At rollout, Placebase will offer Pushpin LE with TIGER data for a starting price of $1,600 for 150,000 transactions/month; enhanced data from NAVTEQ cost a bit more. Imagery and other datasets are on tap for future releases, along with enhanced functionality, as demanded by customers. The data, in pre-rendered tiles, are held in PlaceBase's server farm. The raw data are stored in shape files, ArcSDE or PostGIS environments.

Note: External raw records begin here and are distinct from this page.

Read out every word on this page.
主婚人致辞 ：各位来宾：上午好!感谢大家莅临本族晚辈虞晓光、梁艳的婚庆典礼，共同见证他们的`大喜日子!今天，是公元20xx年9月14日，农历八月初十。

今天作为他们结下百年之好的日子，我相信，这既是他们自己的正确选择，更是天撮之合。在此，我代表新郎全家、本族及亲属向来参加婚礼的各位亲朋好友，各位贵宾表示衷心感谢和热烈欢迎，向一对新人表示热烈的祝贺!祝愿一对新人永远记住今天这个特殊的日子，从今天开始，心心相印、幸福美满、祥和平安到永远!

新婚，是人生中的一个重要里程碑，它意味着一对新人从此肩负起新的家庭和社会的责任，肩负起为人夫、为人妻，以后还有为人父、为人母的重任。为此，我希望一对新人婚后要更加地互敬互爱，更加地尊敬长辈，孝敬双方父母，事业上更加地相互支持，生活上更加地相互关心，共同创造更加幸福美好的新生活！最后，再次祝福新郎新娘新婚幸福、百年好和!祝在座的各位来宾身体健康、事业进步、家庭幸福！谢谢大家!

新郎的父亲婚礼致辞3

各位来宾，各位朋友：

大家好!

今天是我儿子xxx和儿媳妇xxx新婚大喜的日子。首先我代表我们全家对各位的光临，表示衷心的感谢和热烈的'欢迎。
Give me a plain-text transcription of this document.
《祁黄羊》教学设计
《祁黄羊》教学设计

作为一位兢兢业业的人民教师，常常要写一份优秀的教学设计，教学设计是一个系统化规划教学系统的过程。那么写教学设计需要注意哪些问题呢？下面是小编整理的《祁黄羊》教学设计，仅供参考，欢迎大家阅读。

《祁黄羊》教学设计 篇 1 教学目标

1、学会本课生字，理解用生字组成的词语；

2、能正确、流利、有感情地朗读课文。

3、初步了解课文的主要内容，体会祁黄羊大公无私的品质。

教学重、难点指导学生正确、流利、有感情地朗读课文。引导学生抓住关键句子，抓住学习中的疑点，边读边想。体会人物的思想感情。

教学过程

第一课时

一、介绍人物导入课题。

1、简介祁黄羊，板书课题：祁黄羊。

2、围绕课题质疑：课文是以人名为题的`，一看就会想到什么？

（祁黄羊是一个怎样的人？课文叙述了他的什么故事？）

I asked Jaron Waldman, CEO of Placebase, how close the Pushpin LE API is to Google Maps. "They are not exactly the same, but a few tweaks of an existing application will have it up and running on Pushpin LE in a very short time." That plays into one segment of the market Placebase seeks to serve: those who have built "hobbyist" sorts of applications that they want to offer for commercial use. The other early adopter group is likely to be corporate users who want intranet applications with the look and feel of Google Maps, their own corporate branding and no distracting advertising. Its worth noting that this week Google is again testing ads on Google Local, leading many to speculate that such ads are coming to the Google Maps API very soon. Google has from the start reserved the right to add advertisement to its mapping environment at any point.
Placebase may be new to many who work in the geospatial arena, but the company is not new to Web mapping. The consulting organization traces its roots in Web mapping back to 2001, when it first worked on integrating mapping into its clients' websites. Placebase learned quite a lot from its work with the Fannie Mae Foundation, on DataPlace, which I lauded when I first saw it last year. "At some point," says Waldman, "that sort of advanced functionality will be in the API of Pushpin."
Placebase is offering a unique set of services. The challenge it faces is in keeping up with high expectations that Google Maps has set regarding data availability, data updates, uptime and ease of use for both developers and end-users.